If a patient of CME expresses a desire to amend his or her records, the patient should be provided with the form entitled “Request for Amendment of Medical Record” (FORM 6). Once a completed form is filed with the CME, the request must be evaluated, and a response provided within 60 days.

CME staff will use the form “Response to Request to Amend Records” (FORM 7) to reply to all amendment requests. Per the form, if the request is accepted, provide the patient a copy of the amendment, with the response form. In the future, consider the amendment to be part of the patient’s medical record. If the patient returns the signed form, mail copies of the amendment to those known to you to have previously received copies of the patient’s medical record, who are impacted by the amendment now on record. Use the form “Notice of Amendment to Medical Record” (FORM 8) to accomplish this.
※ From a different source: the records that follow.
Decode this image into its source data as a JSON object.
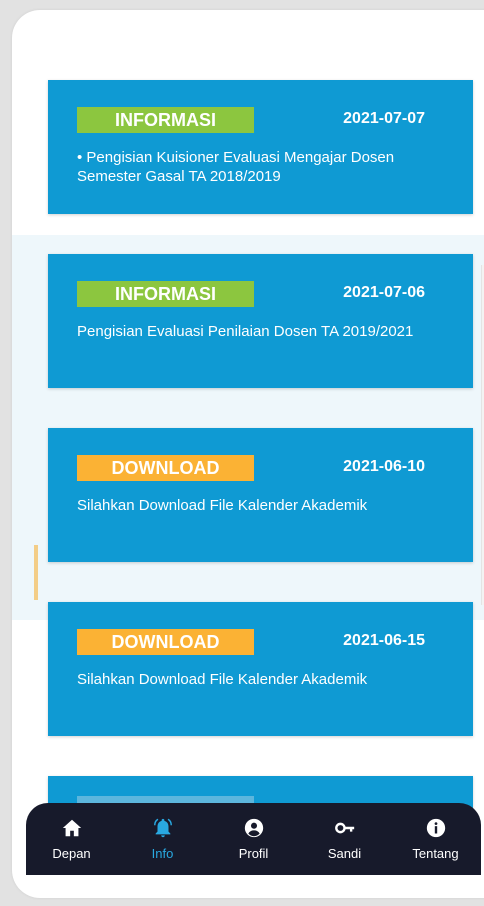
{
  "colors": {
    "card_bg": "#0f9ad3",
    "badge_informasi": "#8cc63f",
    "badge_download": "#fbb234",
    "nav_bg": "#171a2b",
    "nav_active": "#29a8e0"
  },
  "announcements": [
    {
      "category": "INFORMASI",
      "date": "2021-07-07",
      "text": "• Pengisian Kuisioner Evaluasi Mengajar Dosen Semester Gasal TA 2018/2019"
    },
    {
      "category": "INFORMASI",
      "date": "2021-07-06",
      "text": "Pengisian Evaluasi Penilaian Dosen TA 2019/2021"
    },
    {
      "category": "DOWNLOAD",
      "date": "2021-06-10",
      "text": "Silahkan Download File Kalender Akademik"
    },
    {
      "category": "DOWNLOAD",
      "date": "2021-06-15",
      "text": "Silahkan Download File Kalender Akademik"
    }
  ],
  "nav": {
    "items": [
      {
        "label": "Depan",
        "icon": "home-icon"
      },
      {
        "label": "Info",
        "icon": "bell-icon",
        "active": true
      },
      {
        "label": "Profil",
        "icon": "user-circle-icon"
      },
      {
        "label": "Sandi",
        "icon": "key-icon"
      },
      {
        "label": "Tentang",
        "icon": "info-circle-icon"
      }
    ]
  }
}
If some or all of the requested amendment is being denied, use the form to briefly explain the reason for the denial. If the patient responds to the denial by forwarding a written statement of disagreement, include that statement in the patient’s medical record.

Policy/Procedure Re: Authorization to Obtain Medical Records

If CME wishes to obtain medical records/information regarding the Patient from another source (e.g., another health care provider), the form entitled “Authorization to Obtain Medical Records” (FORM 9) should be filled out.

The form requires the identification of the person/entity to whom the request for records will be made, and allows the Patient to place restrictions on the request. The restrictions could relate to time period of care, or nature of service, for example. A completed form is to be sent to the person/entity to whom the request for information will be made. A copy is to be retained in the Patient’s file. It is CME’s policy to request that the patient complete and sign this form at or before their first visit, to facilitate our ability to obtain records from other providers which may be needed for our providers to properly assess and review patient’s previous care.